Quand l'ancien vice-président à la recherche et au développement de B & W viendra compléter son témoignage en février, d'autres défenseurs des compagnies de tabac pourront lui poser d'autres questions.


Démarches et requête d'ITCL concernant Wigand

Du 27 au 30 novembre 2012, Osler, Hoskin & Harcourt, le cabinet juridique qui défend Imperial Tobacco Canada, avait essayé six fois de faire livrer à Jeffrey Wigand, par un détective privé du Michigan, une assignation à produire une série de documents lors de sa comparution au palais de justice de Montréal à partir du 10 décembre.

Comme cela ne marchait pas (et cela parce que, comme nous le savons maintenant, le témoin Wigand était alors en cure pour son dos à 700 kilomètres de là), les avocats d'ITCL ont alors passé par le système de justice des États-Unis, et alerté un juge américain.

Pour couronner le tout, les avocats d'ITCL ont de nouveau fait servir à Jeffrey Wigand l'assignation à produire l'abondante documentation demandée, lundi soir, quelque part entre la salle d'audience du procès et la chambre d'hôtel du témoin.

Le procureur André Lespérance des recours collectifs a souligné que la défense a eu plusieurs mois de préavis pour pouvoir adresser sa demande de documentation au témoin Wigand. Des demandes faites si près du jour de la comparution n'étaient plus valides en vertu du Code de procédure civile. Me Lespérance s'est demandé si on n'assistait pas à de l'intimidation de témoin et a estimé que l'abus était plutôt dans la conduite de la partie défenderesse que de son côté. C'est la première fois dans ce procès que ce patient avocat paraissait près de sortir de ses gonds.

En se faisant exposer les démarches des défenseurs d'ITCL, le juge Riordan a dit comprendre leur préoccupation mais a déploré qu'ils ne soient pas venu demander son aide à lui.


Ce que le juge Riordan a exigé mardi 

Après avoir examiné ce que la défense d'ITCL demandait comme documents à Jeffrey Wigand en vue de son contre-interrogatoire, le juge Riordan lui a demandé d'apporter les documents suivants quand il viendra comparaître de nouveau au palais de justice de Montréal (c'est une liste plus courte que celle qu'envisageait la défense d'ITCL) :
  • une liste des montants reçus comme salaire, honoraire ou autre compensation pour services rendus, à l'exclusion des dépenses, à la fondation Smoke-free Kids, et cela depuis la création de cet organisme;
  • les contrats de consultant, ou autres contrats prévoyants une compensation, auprès de cabinets juridiques impliqués dans une cause contre des compagnies de tabac;
  • tous les registres montrant des paiements reçus de Ron Motley Enterprises, s'il y a lieu, et reçus s'il y a lieu d'autres firmes d'avocats engagés dans une cause contre des compagnies de tabac, le tout avec la preuve d'une annulation ou d'une remise de dette;
  • une copie de toutes les déclarations 990 (Form 990 Returns) soumises par la fondation Smoke-free Kids au gouvernement des États-Unis depuis la création de cet organisme.

Le juge québécois a ordonné que les dépenses que devra faire le témoin Wigand pour se conformer à cette décision, y compris ses frais de déplacement à Montréal, soient remboursés par le cigarettier.

Il a fallu encore plusieurs minutes au juge Riordan pour faire prendre conscience à Me Glendinning d'Imperial qu'elle devait faire arrêter tout de suite la procédure auprès de la justice américaine au sujet du témoin Wigand, dès lors que lui, Riordan, avait pris les choses en main avec son jugement.
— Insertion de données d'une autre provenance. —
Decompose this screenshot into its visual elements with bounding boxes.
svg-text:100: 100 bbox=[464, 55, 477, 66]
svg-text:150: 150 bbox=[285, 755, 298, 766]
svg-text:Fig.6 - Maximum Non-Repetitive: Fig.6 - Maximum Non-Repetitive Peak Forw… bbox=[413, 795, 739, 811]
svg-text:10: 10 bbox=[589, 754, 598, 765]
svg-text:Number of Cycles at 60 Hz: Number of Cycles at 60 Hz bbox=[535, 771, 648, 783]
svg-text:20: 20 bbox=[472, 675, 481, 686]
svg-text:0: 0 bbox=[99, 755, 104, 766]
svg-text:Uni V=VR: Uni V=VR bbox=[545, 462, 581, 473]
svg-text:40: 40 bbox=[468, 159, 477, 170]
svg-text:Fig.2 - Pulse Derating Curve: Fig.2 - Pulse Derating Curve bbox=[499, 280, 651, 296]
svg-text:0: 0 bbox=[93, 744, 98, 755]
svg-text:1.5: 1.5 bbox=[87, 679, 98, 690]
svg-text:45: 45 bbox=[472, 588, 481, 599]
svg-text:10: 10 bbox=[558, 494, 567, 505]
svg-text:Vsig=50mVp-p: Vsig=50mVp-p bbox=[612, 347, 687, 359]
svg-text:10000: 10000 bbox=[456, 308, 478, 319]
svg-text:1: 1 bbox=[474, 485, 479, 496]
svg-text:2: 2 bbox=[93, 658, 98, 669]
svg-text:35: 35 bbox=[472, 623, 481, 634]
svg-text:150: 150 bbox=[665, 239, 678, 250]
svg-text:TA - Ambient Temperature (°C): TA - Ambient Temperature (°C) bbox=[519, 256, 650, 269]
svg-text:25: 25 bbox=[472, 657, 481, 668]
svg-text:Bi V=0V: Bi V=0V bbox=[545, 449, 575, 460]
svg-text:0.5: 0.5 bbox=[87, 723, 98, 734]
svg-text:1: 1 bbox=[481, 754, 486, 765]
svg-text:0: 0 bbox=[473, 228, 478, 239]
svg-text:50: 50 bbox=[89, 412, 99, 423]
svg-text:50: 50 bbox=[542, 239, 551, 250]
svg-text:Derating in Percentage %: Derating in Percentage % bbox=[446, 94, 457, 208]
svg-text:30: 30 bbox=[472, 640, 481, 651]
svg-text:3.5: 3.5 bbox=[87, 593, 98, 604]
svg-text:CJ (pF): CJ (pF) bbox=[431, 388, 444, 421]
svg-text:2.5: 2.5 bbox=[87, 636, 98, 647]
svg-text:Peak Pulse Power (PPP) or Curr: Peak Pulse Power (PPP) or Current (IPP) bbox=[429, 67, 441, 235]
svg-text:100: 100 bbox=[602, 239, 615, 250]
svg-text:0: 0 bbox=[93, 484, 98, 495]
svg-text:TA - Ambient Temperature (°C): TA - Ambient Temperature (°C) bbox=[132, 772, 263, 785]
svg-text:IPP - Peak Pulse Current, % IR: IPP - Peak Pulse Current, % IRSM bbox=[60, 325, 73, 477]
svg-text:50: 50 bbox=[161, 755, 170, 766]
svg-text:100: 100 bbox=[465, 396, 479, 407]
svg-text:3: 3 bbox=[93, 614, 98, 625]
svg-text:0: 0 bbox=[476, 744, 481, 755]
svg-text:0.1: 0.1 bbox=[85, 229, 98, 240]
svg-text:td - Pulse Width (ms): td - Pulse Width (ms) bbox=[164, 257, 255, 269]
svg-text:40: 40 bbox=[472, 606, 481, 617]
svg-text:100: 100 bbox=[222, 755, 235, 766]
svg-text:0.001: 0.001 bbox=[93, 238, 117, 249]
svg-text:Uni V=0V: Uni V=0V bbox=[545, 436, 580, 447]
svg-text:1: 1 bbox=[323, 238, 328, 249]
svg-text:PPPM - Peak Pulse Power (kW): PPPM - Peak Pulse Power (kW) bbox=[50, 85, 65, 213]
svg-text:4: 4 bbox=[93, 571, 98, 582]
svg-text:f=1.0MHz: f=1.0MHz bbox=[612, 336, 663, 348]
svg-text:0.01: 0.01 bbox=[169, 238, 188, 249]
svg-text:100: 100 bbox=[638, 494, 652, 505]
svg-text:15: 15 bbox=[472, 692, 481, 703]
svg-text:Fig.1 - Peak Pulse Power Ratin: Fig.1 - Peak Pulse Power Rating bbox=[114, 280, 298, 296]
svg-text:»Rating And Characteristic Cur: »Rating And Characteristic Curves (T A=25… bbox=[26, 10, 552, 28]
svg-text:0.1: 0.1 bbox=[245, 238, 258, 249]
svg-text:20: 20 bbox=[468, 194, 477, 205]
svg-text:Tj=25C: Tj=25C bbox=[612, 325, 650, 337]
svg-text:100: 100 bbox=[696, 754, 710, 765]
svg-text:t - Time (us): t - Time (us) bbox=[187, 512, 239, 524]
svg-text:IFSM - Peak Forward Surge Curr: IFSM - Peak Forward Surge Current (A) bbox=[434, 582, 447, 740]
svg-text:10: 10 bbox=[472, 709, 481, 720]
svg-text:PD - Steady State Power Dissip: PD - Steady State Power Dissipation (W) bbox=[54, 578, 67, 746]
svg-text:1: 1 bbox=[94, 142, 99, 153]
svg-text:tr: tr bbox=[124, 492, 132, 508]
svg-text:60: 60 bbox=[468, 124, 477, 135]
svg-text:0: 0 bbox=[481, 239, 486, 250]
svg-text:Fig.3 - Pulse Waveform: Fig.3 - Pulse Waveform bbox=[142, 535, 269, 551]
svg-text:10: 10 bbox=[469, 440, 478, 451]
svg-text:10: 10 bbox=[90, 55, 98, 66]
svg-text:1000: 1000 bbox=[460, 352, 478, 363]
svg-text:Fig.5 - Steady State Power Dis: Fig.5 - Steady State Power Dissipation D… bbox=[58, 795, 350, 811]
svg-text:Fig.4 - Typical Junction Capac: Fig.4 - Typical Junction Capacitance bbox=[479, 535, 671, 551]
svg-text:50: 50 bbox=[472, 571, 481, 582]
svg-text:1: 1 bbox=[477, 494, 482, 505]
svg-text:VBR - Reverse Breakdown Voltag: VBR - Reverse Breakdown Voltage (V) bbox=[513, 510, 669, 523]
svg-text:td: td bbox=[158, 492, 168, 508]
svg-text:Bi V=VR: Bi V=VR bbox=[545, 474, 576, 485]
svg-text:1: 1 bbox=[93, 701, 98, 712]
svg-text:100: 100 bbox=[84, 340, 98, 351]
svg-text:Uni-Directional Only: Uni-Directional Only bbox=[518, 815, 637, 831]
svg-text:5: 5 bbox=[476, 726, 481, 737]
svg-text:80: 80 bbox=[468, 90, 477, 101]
L'échange était pourtant dans la langue de Me Glendinning. Dure journée.

Sera-t-on étonné s'il n'est nullement question de chimie du tabac lors du contre-interrogatoire de février prochain ?

* *


Dernier fait d'importance à signaler : durant deux jours, les 10 et 11 décembre, la salle d'audience a été pleine de journalistes et d'autres curieux, ce qui s'est produit très rarement depuis mars. 

Cela ne devrait rien changer au jugement final de l'honorable Brian Riordan, mais cela a fait parler d'un procès qui ne mérite pas de passer inaperçu.